Financial Tip Friday: Money Rules to Live By

Financial Tip Friday: Money Rules to Live By

Unlike other financial tip Friday posts this one will be more about what I consider to be some of my basic money rules to live by. Take that for what it is worth and the more I think and write about finances the more I come up with other philosophical ideas that I agree with. However, over the past few years, since I started investing I have developed some pretty consistent principles that I try to live by (although not totally successfully).

Rule 1: Pay yourself first. I have posted on several occasions the need to save for retirement. At the very minimum you should, assuming you can (and most who read this blog can), save at least 15% for retirement. At first the 15% rule can seem a bit daunting. I mean where do you start? Can you really afford it? How do you pay yourself first? The easiest way to do it, assuming you have access to a retirement plan, is to contribute to that particular plan. If you haven’t signed up do so immediately. If you have increase your contributions to at least 15% or even more. It isn’t hard to figure out what that figure is. Just multiply what you make by .15 come up with the number and divide by how often you get paid. I get paid every two weeks so that money is taken out every two weeks. But PAY YOURSELF FIRST before you do anything. Learn to live on less that money. You won’t miss it.

Rule 2: Pay all of your bills on-time. Now this might sound like a no-brainer, but I know lots of people who decide to do other things with their money or don’t budget that money and set it aside and then at the end of the month are short when paying the mortgage or their credit cards or whatever. Maybe that is a little harsh, but I think your bills and/or obligations come before other things.

Rule 3: Try to stay within a reasonable food budget. This rule is really dependent upon your own circumstance.

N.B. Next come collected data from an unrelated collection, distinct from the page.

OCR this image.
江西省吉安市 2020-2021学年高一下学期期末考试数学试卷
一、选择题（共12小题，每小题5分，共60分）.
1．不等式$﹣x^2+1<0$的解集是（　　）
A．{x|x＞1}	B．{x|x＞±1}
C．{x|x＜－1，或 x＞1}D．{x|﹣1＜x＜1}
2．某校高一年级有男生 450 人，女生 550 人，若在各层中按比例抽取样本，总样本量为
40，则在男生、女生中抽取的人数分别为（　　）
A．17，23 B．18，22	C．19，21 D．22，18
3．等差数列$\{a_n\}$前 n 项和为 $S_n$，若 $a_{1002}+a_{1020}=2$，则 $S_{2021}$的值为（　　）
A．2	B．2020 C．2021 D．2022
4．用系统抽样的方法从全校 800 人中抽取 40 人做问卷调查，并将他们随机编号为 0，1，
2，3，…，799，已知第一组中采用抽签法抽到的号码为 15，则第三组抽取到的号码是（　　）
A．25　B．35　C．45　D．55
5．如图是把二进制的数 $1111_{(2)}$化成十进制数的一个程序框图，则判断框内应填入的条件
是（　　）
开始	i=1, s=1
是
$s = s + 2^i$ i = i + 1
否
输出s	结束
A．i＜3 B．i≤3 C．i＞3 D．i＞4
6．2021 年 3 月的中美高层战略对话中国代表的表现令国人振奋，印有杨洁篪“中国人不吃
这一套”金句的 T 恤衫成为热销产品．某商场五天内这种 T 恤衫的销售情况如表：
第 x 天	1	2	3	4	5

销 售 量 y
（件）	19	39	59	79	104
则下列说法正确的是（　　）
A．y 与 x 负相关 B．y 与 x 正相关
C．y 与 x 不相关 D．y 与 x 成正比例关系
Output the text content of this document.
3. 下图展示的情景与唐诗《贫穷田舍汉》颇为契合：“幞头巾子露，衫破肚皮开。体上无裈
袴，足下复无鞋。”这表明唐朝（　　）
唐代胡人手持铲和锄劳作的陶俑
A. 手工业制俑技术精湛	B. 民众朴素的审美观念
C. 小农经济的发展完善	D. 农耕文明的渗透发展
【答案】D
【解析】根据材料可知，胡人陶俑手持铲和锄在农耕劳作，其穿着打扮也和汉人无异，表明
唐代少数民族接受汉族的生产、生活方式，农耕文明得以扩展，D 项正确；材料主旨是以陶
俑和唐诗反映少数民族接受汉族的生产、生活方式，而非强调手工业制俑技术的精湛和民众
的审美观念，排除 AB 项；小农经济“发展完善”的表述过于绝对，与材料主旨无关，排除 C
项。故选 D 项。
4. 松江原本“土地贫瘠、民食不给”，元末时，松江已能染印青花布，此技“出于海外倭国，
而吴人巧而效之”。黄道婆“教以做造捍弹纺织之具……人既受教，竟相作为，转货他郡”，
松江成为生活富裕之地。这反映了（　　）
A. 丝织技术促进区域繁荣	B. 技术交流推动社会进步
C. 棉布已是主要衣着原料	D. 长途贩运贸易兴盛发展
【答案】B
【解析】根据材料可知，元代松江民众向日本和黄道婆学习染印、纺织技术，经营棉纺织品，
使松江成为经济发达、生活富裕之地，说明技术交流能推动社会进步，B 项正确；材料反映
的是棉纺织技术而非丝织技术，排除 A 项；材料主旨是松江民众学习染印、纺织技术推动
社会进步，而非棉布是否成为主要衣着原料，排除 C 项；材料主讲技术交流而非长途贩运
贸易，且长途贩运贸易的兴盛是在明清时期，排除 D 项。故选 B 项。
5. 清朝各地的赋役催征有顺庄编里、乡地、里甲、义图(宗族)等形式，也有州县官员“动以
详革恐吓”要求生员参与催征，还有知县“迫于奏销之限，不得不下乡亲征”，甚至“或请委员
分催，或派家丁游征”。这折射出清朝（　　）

I mean some people love to cook at home, they use organic ingredients for everything (nothing wrong with that), or want to make different kinds of meals. Some people like to go out to eat a few times a week or get take-out. I won’t yell at people who spend a lot of money on food because Mrs. ROB and I spend a bit for food per month. In fact, according to the latest USA Today article, food costs range for a family of four from $146 to $289 a week. That is about $550 to $1150 per month. That is a pretty big range. By tracking your spending you will be able to kind of give yourself a ball park figure for what you spend per month. It will differ probably month to month, but I have found that we have been fairly consistent over the past couple of years.

Rule 4: Whatever money you have left over divide it between savings and fun. Being on a budget can be a drag for anyone. I fully admit that we don’t have a specific budget. I mean we have a specific amount of money that we spend on mandated bills (e.g. mortgage, utilities, phone, car, student loans, etc). Those amounts don’t change for the most part. Also, I know about what we spend on food/entertainment per month. My attitude is that when you then set that money aside, along with your bills, then you take whatever money you have left over and put some of that money to savings and/or fun. You can split it 50/50, 90/10, whatever. That is up to you. And savings could be extra debt payments. It could be savings in an emergency fund. It could be putting money into a Roth IRA or whatever. Your fun could be movies, a new grill, whatever it is that is up to you. There are different philosophies on budgeting. Some people like the 50-30-20 budget. You spend 50% on needs (e.g. bills), 30% on wants/flexible spending, and 20% on savings. I generally like that budget, but ours is out of balance because we have so much debt. However, I generally like those guidelines.

The Bottom Line: These are basic principles/rules that have been pretty consistent with me for a long-while now. They are not for everyone. But I am a big believer in taking care of your responsibilities and obligations before anything else. Those responsibilities include saving for retirement and meeting all of your bill obligations. What are your rules? What would you change about mine?

I know I have other rules, but those are small things for posts for a different time.